Macondo quintanarroense

Devoradores de tierra, golosos de ejidos. Gobernantes cuyo modus operandi consiste en adquirir, por medio de marrullerías, grandes extensiones; señores feudales, propietarios de vaticanos particulares, papas de monte. La tierra es de quien la especula; el grito de guerra zapatista, desdibujado por quienes instituyeron la revolución.

Ellos, como si el país fuera una adelita extraviada, le levantan las enaguas. No importa la edad. En Yucatán, Cornelio Aguilar Ortega no logra abarcar con una mirada la extensión de sus tierras. A sus cinco años, era ya dueño de casi ciento sesenta hectáreas.

Este pequeño latifundista, hoy ya con diez, es hijo de Guadalupe Ortega y Cornelio Aguilar, es decir, sobrinísimo de la ex gobernadora de Yucatán Ivonne Ortega Pacheco.

En Quintana Roo, el nuevo gobernador presentó este miércoles una denuncia ante la Fiscalía Federal por la venta irregular y a precio de saldo de casi diez mil hectáreas a favor de amigos y familiares de Roberto Borge. Esta superficie, comparaba La Jornada Maya, equivale a seis veces la zona hotelera de Cancún o bien, a veinticuatro veces Isla Mujeres.

Un vasto botín, repartido entre veinte, uno de ellos la madre de Borge, tan recordada últimamente. La tierra, ese oscuro objeto de deseo; su feroz especulación ha enriquecido a un puñado. Tinterillos que marean y embriagan a ejidatarios para que éstos le vendan sus propiedades a precio de risa se embolsan comisiones del doce por ciento. Mínimo.

Merolicos que se enriquecen con engaños y caguamas, disputándose unos y otros, como perros, parcelas que compran a un peso y venden en doscientos. Mínimo.

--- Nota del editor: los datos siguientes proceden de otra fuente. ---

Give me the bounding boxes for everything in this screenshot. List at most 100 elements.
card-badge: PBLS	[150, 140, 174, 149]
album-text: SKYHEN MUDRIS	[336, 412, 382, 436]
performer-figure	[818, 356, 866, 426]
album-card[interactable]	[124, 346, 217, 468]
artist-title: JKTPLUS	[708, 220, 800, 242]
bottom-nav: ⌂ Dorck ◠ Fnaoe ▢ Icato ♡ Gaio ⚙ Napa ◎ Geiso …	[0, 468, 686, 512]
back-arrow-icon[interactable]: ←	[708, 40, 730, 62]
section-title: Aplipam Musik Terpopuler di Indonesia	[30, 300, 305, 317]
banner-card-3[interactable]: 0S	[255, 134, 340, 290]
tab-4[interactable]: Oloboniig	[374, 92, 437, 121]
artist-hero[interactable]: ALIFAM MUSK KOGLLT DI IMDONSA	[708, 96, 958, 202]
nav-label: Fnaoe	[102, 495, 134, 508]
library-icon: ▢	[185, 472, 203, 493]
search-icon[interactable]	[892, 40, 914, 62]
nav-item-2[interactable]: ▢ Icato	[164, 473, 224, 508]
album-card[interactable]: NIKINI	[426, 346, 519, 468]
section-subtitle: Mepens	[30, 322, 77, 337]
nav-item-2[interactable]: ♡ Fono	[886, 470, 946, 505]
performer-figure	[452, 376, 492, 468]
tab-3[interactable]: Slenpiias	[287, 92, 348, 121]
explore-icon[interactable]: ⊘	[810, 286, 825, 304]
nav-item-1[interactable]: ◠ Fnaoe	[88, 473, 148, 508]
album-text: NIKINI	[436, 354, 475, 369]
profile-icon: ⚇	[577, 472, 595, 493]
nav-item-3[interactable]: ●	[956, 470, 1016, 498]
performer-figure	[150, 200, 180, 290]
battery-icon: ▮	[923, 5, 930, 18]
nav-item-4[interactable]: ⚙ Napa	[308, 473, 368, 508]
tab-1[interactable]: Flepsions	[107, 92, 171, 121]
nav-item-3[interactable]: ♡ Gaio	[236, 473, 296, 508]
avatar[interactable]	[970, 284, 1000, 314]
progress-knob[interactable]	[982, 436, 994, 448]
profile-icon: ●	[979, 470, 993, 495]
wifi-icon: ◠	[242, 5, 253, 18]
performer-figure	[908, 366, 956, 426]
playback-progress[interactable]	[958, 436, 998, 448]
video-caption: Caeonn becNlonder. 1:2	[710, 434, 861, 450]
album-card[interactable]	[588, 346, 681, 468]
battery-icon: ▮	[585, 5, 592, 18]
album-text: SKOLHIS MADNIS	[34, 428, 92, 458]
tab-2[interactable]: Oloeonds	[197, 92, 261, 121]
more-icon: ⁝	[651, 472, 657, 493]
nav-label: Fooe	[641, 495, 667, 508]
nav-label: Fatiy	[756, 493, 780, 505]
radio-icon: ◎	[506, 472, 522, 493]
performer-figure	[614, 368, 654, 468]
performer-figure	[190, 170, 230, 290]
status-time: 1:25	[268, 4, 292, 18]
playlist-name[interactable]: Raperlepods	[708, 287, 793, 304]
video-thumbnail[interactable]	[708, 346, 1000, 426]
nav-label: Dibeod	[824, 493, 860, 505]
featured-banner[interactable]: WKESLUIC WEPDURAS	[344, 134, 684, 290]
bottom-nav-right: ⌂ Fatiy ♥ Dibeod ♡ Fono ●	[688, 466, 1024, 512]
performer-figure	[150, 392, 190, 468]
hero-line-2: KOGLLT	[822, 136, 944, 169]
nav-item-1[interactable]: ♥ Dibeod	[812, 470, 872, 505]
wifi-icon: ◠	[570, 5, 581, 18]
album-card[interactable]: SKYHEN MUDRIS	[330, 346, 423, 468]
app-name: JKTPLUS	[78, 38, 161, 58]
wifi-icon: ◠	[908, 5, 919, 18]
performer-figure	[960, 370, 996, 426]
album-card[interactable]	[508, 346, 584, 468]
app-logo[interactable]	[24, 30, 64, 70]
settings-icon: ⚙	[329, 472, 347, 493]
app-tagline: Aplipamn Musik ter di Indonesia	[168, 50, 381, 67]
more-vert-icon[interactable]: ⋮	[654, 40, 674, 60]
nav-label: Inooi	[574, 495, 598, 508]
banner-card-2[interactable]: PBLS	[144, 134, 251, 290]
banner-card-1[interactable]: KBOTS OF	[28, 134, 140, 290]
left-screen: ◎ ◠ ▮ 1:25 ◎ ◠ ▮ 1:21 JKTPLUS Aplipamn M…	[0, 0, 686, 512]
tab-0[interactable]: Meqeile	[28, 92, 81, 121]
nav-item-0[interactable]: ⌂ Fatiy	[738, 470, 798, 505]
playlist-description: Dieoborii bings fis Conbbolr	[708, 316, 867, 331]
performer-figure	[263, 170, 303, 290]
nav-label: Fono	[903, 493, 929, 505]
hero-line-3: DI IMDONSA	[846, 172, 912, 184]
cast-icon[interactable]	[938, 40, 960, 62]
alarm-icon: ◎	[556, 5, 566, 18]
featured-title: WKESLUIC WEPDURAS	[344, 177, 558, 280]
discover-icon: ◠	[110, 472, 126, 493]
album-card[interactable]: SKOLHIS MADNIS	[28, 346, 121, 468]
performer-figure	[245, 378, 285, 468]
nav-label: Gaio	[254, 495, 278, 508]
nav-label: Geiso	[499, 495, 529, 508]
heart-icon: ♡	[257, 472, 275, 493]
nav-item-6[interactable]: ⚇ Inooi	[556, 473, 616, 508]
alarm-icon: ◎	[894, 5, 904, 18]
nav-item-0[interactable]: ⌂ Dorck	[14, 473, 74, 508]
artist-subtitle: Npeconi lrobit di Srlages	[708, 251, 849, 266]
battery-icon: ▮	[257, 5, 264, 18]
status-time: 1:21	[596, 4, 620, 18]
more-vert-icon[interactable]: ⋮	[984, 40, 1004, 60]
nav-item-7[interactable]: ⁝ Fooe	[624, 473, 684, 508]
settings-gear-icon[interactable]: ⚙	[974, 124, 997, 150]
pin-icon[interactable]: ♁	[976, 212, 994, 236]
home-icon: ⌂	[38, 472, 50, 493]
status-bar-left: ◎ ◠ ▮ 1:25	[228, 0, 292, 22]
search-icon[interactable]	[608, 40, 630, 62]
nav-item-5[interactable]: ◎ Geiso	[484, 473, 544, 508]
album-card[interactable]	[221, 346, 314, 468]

Este domingo se realizará en Hunucmá un circo, en donde uno de los especialistas de pillaje hará su magia, alquimista que transforma la mierda en oro, y viceversa. Y todos felices. Resabios de nuestro adn que únicamente concibe la generación de riqueza con el acaparamiento, que desdeña el trabajo y la transformación y se conforma con lograr transacciones provechosas; la bistecracia.

En nuestras narices se registra este pillaje, que involucra no sólo a los políticos. Muchas de las grandes riquezas de la Península están cimentadas en grandes extensiones de tierra. De facto, en esta que se dice república hay duques, barones y condes. Devoradores de tierra, golosos de ejidos que me remiten, irremediablemente, a esa metáfora de la historia universal que es «Cien años de soledad».

La peste del insomnio casi doblega a ese Macondo tan quintanarroense que se erigió en la imaginación —portento, huracán, hoguera…— de García Márquez. Como la corrupción, esta dolencia fue diezmando la población, que vagabundeaba bañada por la luna.

La paciente cero de esta peste era una niña llamada Raquel, que sólo le gustaba comer la tierra húmeda del patio y las tortas de cal que arrancaba de las paredes con las uñas. La mítica matriarca Úrsula, para curarla, regó con hiel de vaca el patio y untó chile en las paredes; hizo desayunar a la tierrófaga jugo de naranja con ruibarbo, en la demoledora lógica femenina que cualquier sustancia amarga en el estómago vacío tenía que hacer reaccionar al hígado. Cuando nada de eso sirvió, Úrsula recurrió a un tratamiento de cintarazos.

Con nuestros propios engullidores de propiedades, podemos ahorrarnos los menjurjes y pasar directo a los fajazos. Mínimo.